Molyneux makes good videos but are his writings notable enough? I didn't even realize he has published print works until now. And a lot of the other works mentioned later on in the list I don't even recognize. I'm thinking you added those in response to my post on oera Linda? Worth looking into I suppose but please select them for notability.

We was slightly too long from my memory. Is it a novella? It felt more like a short novel to me. Great read, that's not the problem. We have a decent overlap in what we read. I read Hesse's works from an anthology and didn't realize Steppenwolf was over 200 pages. I didn't exclude Siddhartha to keep the list brief and just didn't like it as much. Maybe Journey to the East is better. That one's very brief. But then Siddhartha is more notable.

[-]JasonCarswell1(+1|0)

TIL Oera Linda Book.

Your list set the pace. Some of your selections were longer. All near or over 200 pages were excluded.

Everything I listed was notable. But how you define that may change things.

I read Jekyll & Hyde in grade 7 or 8. It's a classic, all about the human condition, but better to be analyzed than included, IMO. There are many like that, like Moby Dick, Frankenstein, etc. There is a case to be made for classics, flowery language, and high ideals. I included my fave Cyrano for that reason. Plays are often shorter too, I added a few. And a few children's or children-adjacent books, and graphic novels, that are deeper than they seem.

Ultimately it's subjective. I loved Siddhartha, you didn't. That's fine and to be expected.

I greatly appreciate that you're respecting readers' time. I wish news, YouTubers, etc. would.

Maybe a short-book club is in order. Pamphlets and novelettes that can be read in less than four hours with even slow readers.

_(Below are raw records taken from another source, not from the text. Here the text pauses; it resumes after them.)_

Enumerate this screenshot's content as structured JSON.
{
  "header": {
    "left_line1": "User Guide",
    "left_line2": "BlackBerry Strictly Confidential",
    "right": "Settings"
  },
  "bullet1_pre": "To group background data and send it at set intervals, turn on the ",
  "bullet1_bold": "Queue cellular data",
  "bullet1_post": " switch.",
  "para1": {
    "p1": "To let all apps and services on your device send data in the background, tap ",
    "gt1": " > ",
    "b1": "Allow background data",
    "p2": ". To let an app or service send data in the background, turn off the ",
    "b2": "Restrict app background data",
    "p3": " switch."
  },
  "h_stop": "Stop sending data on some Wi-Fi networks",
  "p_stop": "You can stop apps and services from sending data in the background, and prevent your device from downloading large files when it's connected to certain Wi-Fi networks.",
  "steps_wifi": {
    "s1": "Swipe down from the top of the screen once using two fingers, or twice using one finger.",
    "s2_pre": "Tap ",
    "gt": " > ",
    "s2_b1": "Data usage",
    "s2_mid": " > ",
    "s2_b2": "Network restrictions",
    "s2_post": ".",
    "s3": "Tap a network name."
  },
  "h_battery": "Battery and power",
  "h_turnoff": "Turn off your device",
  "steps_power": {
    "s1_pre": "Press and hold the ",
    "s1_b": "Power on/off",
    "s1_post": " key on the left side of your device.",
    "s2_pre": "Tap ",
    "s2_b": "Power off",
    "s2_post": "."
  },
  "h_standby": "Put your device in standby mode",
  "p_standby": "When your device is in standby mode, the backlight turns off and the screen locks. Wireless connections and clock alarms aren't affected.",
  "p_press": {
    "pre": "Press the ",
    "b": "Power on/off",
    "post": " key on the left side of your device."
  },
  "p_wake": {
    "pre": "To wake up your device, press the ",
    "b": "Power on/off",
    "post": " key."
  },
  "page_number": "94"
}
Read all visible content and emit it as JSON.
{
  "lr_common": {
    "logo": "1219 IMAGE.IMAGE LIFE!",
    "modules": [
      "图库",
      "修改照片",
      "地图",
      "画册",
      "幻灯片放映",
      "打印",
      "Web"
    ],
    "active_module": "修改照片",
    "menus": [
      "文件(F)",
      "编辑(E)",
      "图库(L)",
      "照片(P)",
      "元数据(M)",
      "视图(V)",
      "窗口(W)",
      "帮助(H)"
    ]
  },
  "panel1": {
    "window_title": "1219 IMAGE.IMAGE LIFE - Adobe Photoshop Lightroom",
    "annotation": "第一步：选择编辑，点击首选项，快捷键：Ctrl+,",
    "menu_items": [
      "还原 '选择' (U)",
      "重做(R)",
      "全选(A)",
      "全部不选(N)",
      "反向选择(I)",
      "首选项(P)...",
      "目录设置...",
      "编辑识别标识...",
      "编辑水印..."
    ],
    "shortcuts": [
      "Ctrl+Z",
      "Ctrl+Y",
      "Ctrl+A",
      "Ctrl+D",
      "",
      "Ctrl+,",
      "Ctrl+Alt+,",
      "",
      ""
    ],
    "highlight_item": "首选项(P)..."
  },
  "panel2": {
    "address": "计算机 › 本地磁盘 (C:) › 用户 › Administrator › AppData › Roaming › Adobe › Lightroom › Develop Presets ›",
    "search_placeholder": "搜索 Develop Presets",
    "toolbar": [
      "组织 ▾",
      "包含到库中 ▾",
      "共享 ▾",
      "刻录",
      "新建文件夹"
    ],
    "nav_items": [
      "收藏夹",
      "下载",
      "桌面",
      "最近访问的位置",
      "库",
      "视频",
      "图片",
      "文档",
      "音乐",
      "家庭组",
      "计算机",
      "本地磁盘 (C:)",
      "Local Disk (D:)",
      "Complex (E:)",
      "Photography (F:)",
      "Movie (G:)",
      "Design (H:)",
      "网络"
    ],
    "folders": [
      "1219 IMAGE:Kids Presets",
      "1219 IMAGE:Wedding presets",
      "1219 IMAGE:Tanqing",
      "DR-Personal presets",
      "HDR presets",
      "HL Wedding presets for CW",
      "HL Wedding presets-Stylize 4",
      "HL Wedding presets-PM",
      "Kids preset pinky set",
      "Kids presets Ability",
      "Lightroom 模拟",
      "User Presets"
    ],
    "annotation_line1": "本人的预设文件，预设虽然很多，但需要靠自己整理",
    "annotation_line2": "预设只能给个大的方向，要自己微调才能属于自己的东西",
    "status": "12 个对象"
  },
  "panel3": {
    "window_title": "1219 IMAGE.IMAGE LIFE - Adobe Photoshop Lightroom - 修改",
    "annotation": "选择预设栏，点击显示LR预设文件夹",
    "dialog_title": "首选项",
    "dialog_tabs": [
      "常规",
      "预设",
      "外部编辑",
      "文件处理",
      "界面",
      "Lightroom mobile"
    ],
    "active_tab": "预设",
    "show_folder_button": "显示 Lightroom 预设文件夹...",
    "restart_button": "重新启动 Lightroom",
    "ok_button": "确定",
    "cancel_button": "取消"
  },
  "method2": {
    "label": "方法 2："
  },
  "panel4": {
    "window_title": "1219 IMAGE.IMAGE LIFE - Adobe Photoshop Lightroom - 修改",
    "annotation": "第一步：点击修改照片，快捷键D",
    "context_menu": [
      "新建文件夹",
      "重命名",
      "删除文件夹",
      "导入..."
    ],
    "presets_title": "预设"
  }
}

Maybe a conspiro-primer list is also in order with regular-length books? My bookshelf is a good start. Will be behind Santa soon enough. Even though I haven't read all of them, I collect them and their value, as I already know something about them.

[-]LarrySwinger1(+1|0)

Oh yeah there's also the Oera Linda book which is suppressed for its notions that challenge mainstream history so that is worth a read as well. It is in fact a recent challenge to the canon that speaks to right-wing thinkers so it should be part of an emerging canon. That is in fact also what I welcome in this list: books that we want to be part of an emerging canon where conspiracy realism has a voice, although it should still be literary and not focused on non-fiction. Oera Linda is a history passed down from generation to generation, that's why it can be adopted. It wasn't written as part of modern conspiracy realist culture but is reckognized as a significant work by members of said culture.

[-]JasonCarswell1(+1|0)

I could look on my shelf for short conspiro-politi-historical books, though if I haven't read them yet I don't know how good they are. Good enough to warrant purchase by recommendation, support, or curiosity.